Yet, there is a public divide on the issue, with Cornell, Chicago, Georgia, and Washington University in St. Louis issuing statements that they will not leave the rankings (Karen Sloan, “Stay? Go? Law schools diverge in U.S. News rankings revolt,” Reuters, December 2, 2022). Why? Dean Thomas J. Miles of Chicago Law School stated in a message to current students that “most of the data supplied to U.S. News was already public and the rest of the information we have no reason to withhold.” (Anna Essaki-Smith, “University Of Chicago, Cornell Law Schools to Continue with U.S. News Rankings,” Forbes.com, November 30, 2022).
Dean Jens David Ohlin of Cornell agreed. While he feels that “rankings distort academic decision-making...and create perverse incentives that are not in the best interests of students or the legal profession,” he noted much of the data that U.S. News relies upon to rank law schools is publicly available from the ABA’s accreditation project (Angela Bunay, “Dean Jens Ohlin Says Cornell Law Will Not Withdraw from U.S. Rankings,” The Cornell Daily Sun, November 27, 2022).

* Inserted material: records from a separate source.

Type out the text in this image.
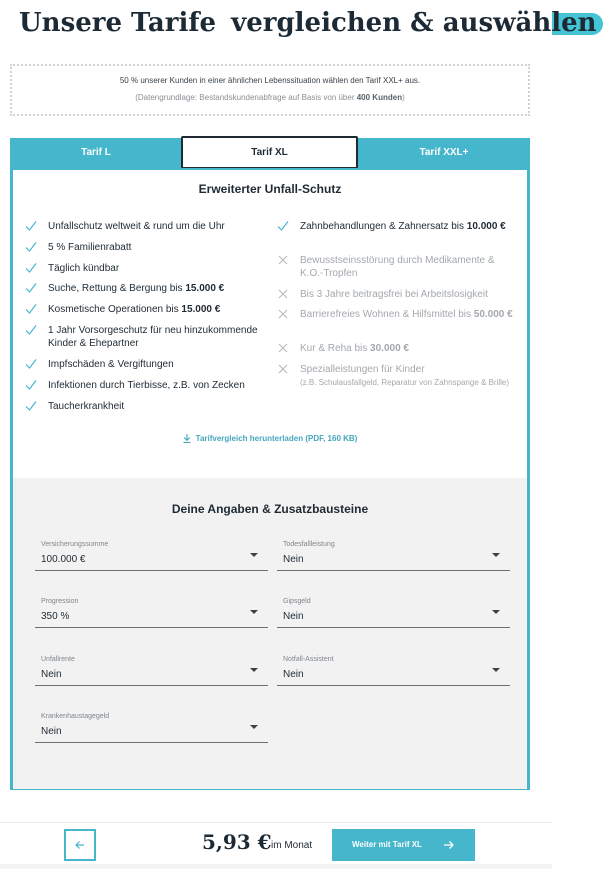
Unsere Tarife vergleichen & auswählen
50 % unserer Kunden in einer ähnlichen Lebenssituation wählen den Tarif XXL+ aus.
(Datengrundlage: Bestandskundenabfrage auf Basis von über 400 Kunden)
Tarif L	Tarif XXL+
Tarif XL
Erweiterter Unfall-Schutz
Unfallschutz weltweit & rund um die Uhr
5 % Familienrabatt
Täglich kündbar
Suche, Rettung & Bergung bis 15.000 €
Kosmetische Operationen bis 15.000 €
1 Jahr Vorsorgeschutz für neu hinzukommende Kinder & Ehepartner
Impfschäden & Vergiftungen
Infektionen durch Tierbisse, z.B. von Zecken
Taucherkrankheit
Zahnbehandlungen & Zahnersatz bis 10.000 €
Bewusstseinsstörung durch Medikamente & K.O.-Tropfen
Bis 3 Jahre beitragsfrei bei Arbeitslosigkeit
Barrierefreies Wohnen & Hilfsmittel bis 50.000 €
Kur & Reha bis 30.000 €
Spezialleistungen für Kinder
(z.B. Schulausfallgeld, Reparatur von Zahnspange & Brille)
Tarifvergleich herunterladen (PDF, 160 KB)
Deine Angaben & Zusatzbausteine
Versicherungssumme
100.000 €
Todesfallleistung
Nein
Progression
350 %
Gipsgeld
Nein
Unfallrente
Nein
Notfall-Assistent
Nein
Krankenhaustagegeld
Nein
5,93 € im Monat	Weiter mit Tarif XL
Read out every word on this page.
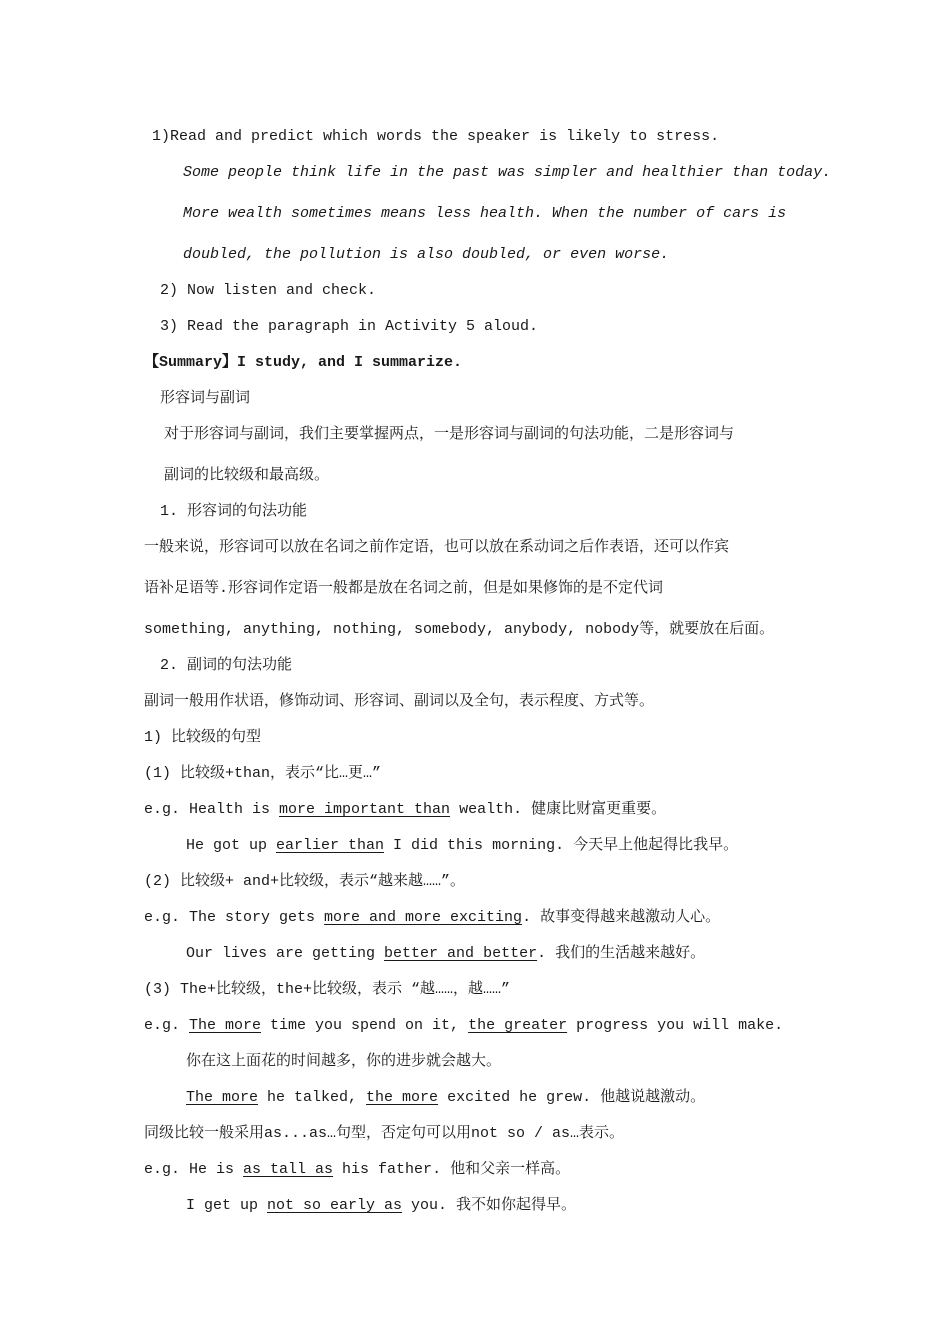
1)Read and predict which words the speaker is likely to stress.
Some people think life in the past was simpler and healthier than today.
More wealth sometimes means less health. When the number of cars is
doubled, the pollution is also doubled, or even worse.
2) Now listen and check.
3) Read the paragraph in Activity 5 aloud.
【Summary】I study, and I summarize.
形容词与副词
对于形容词与副词，我们主要掌握两点，一是形容词与副词的句法功能，二是形容词与
副词的比较级和最高级。
1. 形容词的句法功能
一般来说，形容词可以放在名词之前作定语，也可以放在系动词之后作表语，还可以作宾
语补足语等.形容词作定语一般都是放在名词之前，但是如果修饰的是不定代词
something, anything, nothing, somebody, anybody, nobody等，就要放在后面。
2. 副词的句法功能
副词一般用作状语，修饰动词、形容词、副词以及全句，表示程度、方式等。
1) 比较级的句型
(1) 比较级+than，表示“比…更…”
e.g. Health is more important than wealth. 健康比财富更重要。
He got up earlier than I did this morning. 今天早上他起得比我早。
(2) 比较级+ and+比较级，表示“越来越……”。
e.g. The story gets more and more exciting. 故事变得越来越激动人心。
Our lives are getting better and better. 我们的生活越来越好。
(3) The+比较级，the+比较级，表示 “越……，越……”
e.g. The more time you spend on it, the greater progress you will make.
你在这上面花的时间越多，你的进步就会越大。
The more he talked, the more excited he grew. 他越说越激动。
同级比较一般采用as...as…句型，否定句可以用not so / as…表示。
e.g. He is as tall as his father. 他和父亲一样高。
I get up not so early as you. 我不如你起得早。
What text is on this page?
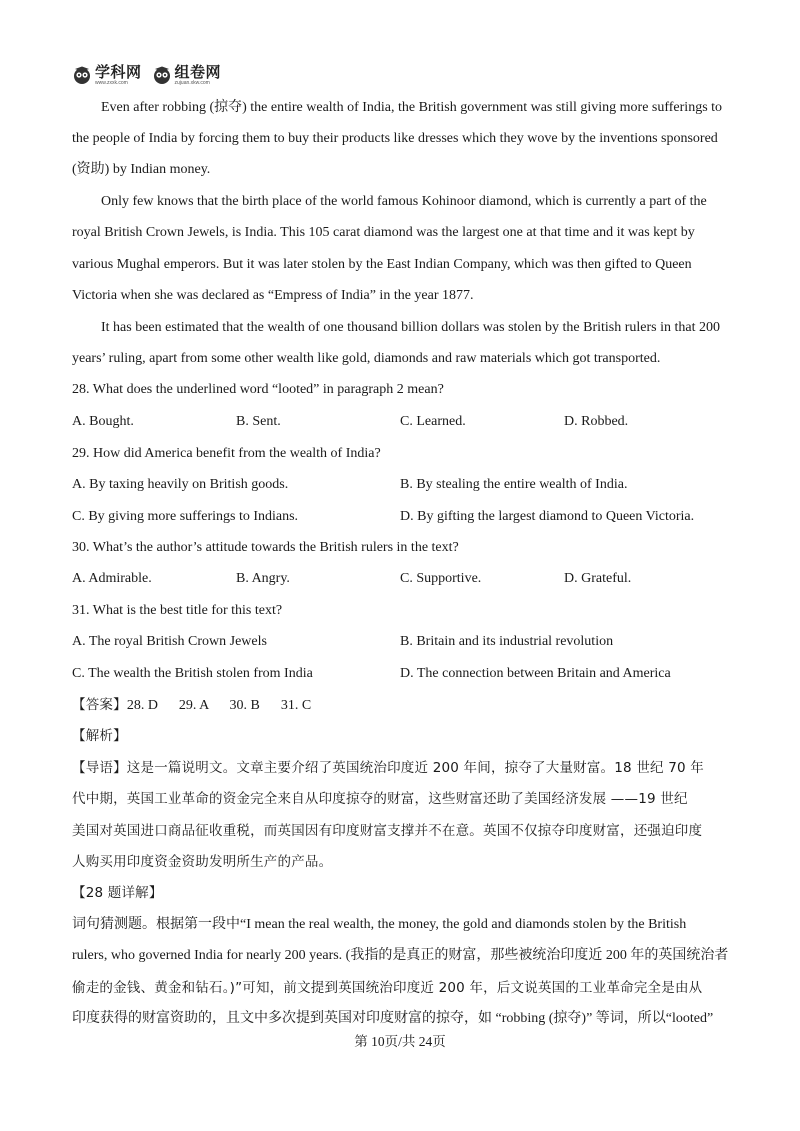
学科网
www.zxxk.com
组卷网
zujuan.xkw.com
Even after robbing (掠夺) the entire wealth of India, the British government was still giving more sufferings to
the people of India by forcing them to buy their products like dresses which they wove by the inventions sponsored
(资助) by Indian money.
Only few knows that the birth place of the world famous Kohinoor diamond, which is currently a part of the
royal British Crown Jewels, is India. This 105 carat diamond was the largest one at that time and it was kept by
various Mughal emperors. But it was later stolen by the East Indian Company, which was then gifted to Queen
Victoria when she was declared as “Empress of India” in the year 1877.
It has been estimated that the wealth of one thousand billion dollars was stolen by the British rulers in that 200
years’ ruling, apart from some other wealth like gold, diamonds and raw materials which got transported.
28. What does the underlined word “looted” in paragraph 2 mean?
A. Bought.	B. Sent.	C. Learned.	D. Robbed.
29. How did America benefit from the wealth of India?
A. By taxing heavily on British goods.	B. By stealing the entire wealth of India.
C. By giving more sufferings to Indians.	D. By gifting the largest diamond to Queen Victoria.
30. What’s the author’s attitude towards the British rulers in the text?
A. Admirable.	B. Angry.	C. Supportive.	D. Grateful.
31. What is the best title for this text?
A. The royal British Crown Jewels	B. Britain and its industrial revolution
C. The wealth the British stolen from India	D. The connection between Britain and America
【答案】28. D      29. A      30. B      31. C
【解析】
【导语】这是一篇说明文。文章主要介绍了英国统治印度近 200 年间，掠夺了大量财富。18 世纪 70 年
代中期，英国工业革命的资金完全来自从印度掠夺的财富，这些财富还助了美国经济发展 ——19 世纪
美国对英国进口商品征收重税，而英国因有印度财富支撑并不在意。英国不仅掠夺印度财富，还强迫印度
人购买用印度资金资助发明所生产的产品。
【28 题详解】
词句猜测题。根据第一段中“I mean the real wealth, the money, the gold and diamonds stolen by the British
rulers, who governed India for nearly 200 years. (我指的是真正的财富，那些被统治印度近 200 年的英国统治者
偷走的金钱、黄金和钻石。)”可知，前文提到英国统治印度近 200 年，后文说英国的工业革命完全是由从
印度获得的财富资助的，且文中多次提到英国对印度财富的掠夺，如 “robbing (掠夺)” 等词，所以“looted”
第 10页/共 24页
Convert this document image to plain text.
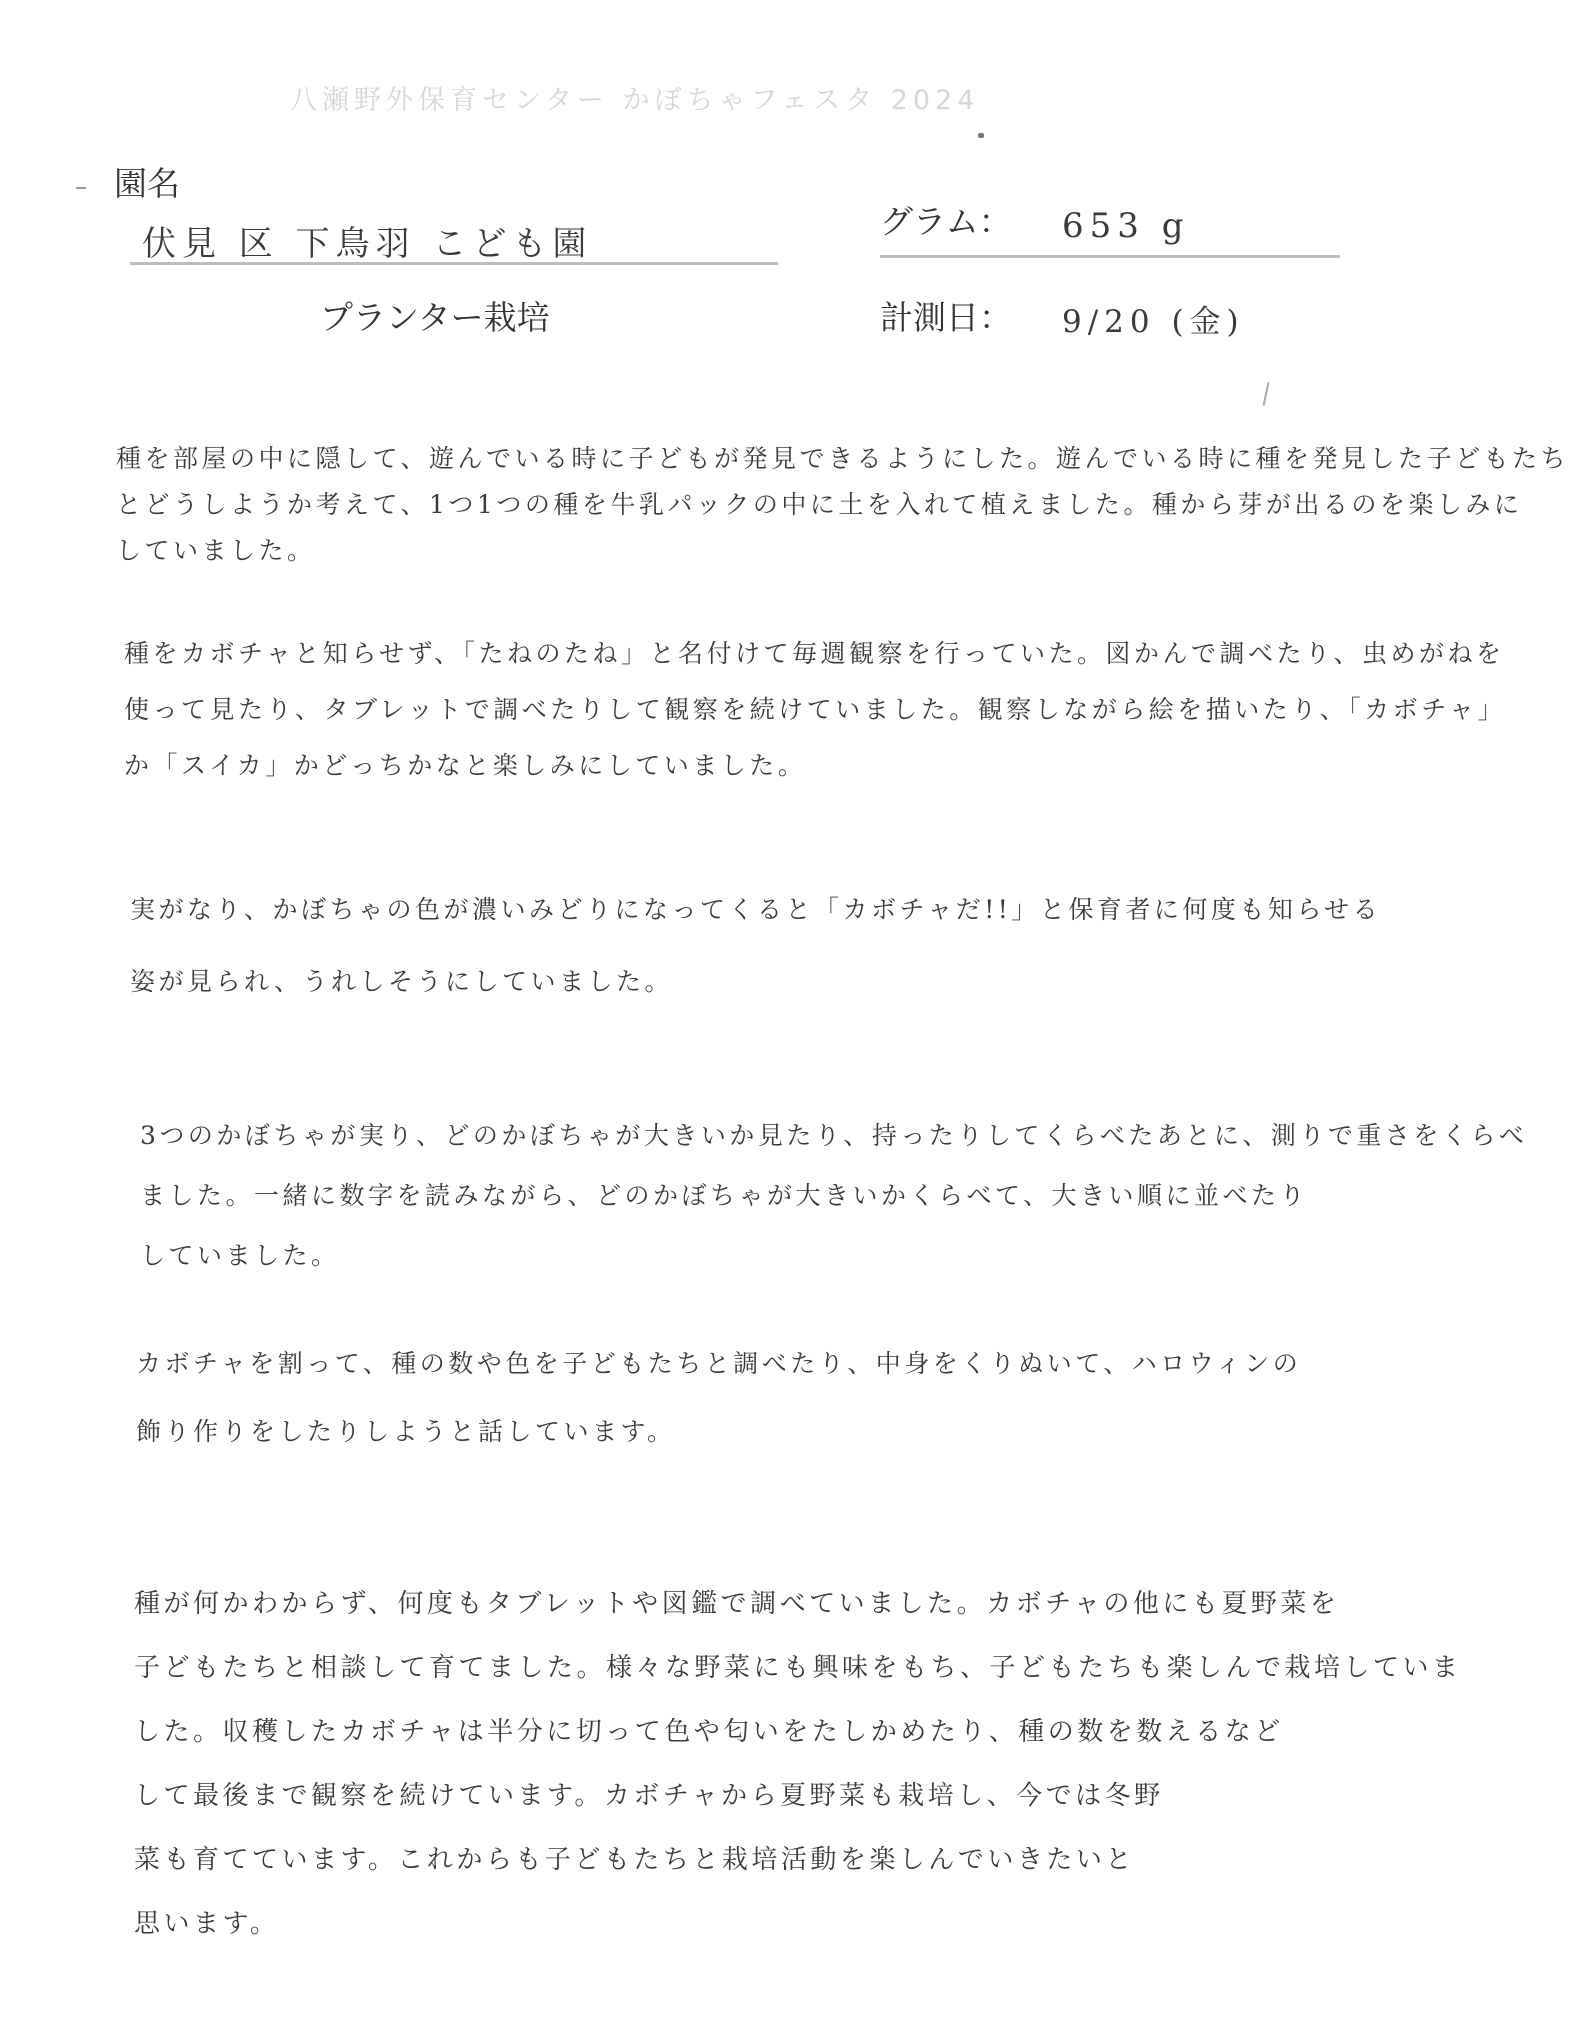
八瀬野外保育センター かぼちゃフェスタ 2024
園名
伏見 区 下鳥羽 こども園
プランター栽培
グラム： 653 g
計測日： 9/20 (金)
種を部屋の中に隠して、遊んでいる時に子どもが発見できるようにした。遊んでいる時に種を発見した子どもたち
とどうしようか考えて、1つ1つの種を牛乳パックの中に土を入れて植えました。種から芽が出るのを楽しみに
していました。
種をカボチャと知らせず、「たねのたね」と名付けて毎週観察を行っていた。図かんで調べたり、虫めがねを
使って見たり、タブレットで調べたりして観察を続けていました。観察しながら絵を描いたり、「カボチャ」
か「スイカ」かどっちかなと楽しみにしていました。
実がなり、かぼちゃの色が濃いみどりになってくると「カボチャだ!!」と保育者に何度も知らせる
姿が見られ、うれしそうにしていました。
3つのかぼちゃが実り、どのかぼちゃが大きいか見たり、持ったりしてくらべたあとに、測りで重さをくらべ
ました。一緒に数字を読みながら、どのかぼちゃが大きいかくらべて、大きい順に並べたり
していました。
カボチャを割って、種の数や色を子どもたちと調べたり、中身をくりぬいて、ハロウィンの
飾り作りをしたりしようと話しています。
種が何かわからず、何度もタブレットや図鑑で調べていました。カボチャの他にも夏野菜を
子どもたちと相談して育てました。様々な野菜にも興味をもち、子どもたちも楽しんで栽培していま
した。収穫したカボチャは半分に切って色や匂いをたしかめたり、種の数を数えるなど
して最後まで観察を続けています。カボチャから夏野菜も栽培し、今では冬野
菜も育てています。これからも子どもたちと栽培活動を楽しんでいきたいと
思います。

The schools’ withdrawal from the rankings prompted Robert Morse of U.S. News to reach out to law deans Individually, indicating that the publication will address some of the concerns deans raised and will make additional changes in the future (Paul Caron, “In Response to Boycott, U.S. News Dramatically Changes Rankings, TaxProf Blog, https://taxprof.typepad.com/taxprof_blog/2023/01/in-response-to-boycott-us-news-dramatically-changes-law-school-rankings-methodology.html). For many schools, the decision whether to participate is one that will be made with the input of university administration. Regardless of any individual school’s position, this is a development worth following.
Elimination of the Standardized Admissions Test Requirement
A related, but separate, issue is that at its November 2022 meeting the Council of the American Bar Association Section on Legal Education and Admissions to the Bar voted to make standardized admissions tests optional for accredited law schools. Currently, the LSAT and GRE are the only tests schools use. This will obviously impact the U.S. News rankings as they rely on LSAT scores. (Though this is obviously not the central concern, as that would be the proverbial tail wagging the dog.) Importantly, this heavily debated change to the Accreditation Standards is being driven by concerns about access, diversity, and innovation, which are also the same reasons many oppose the shift away from a test.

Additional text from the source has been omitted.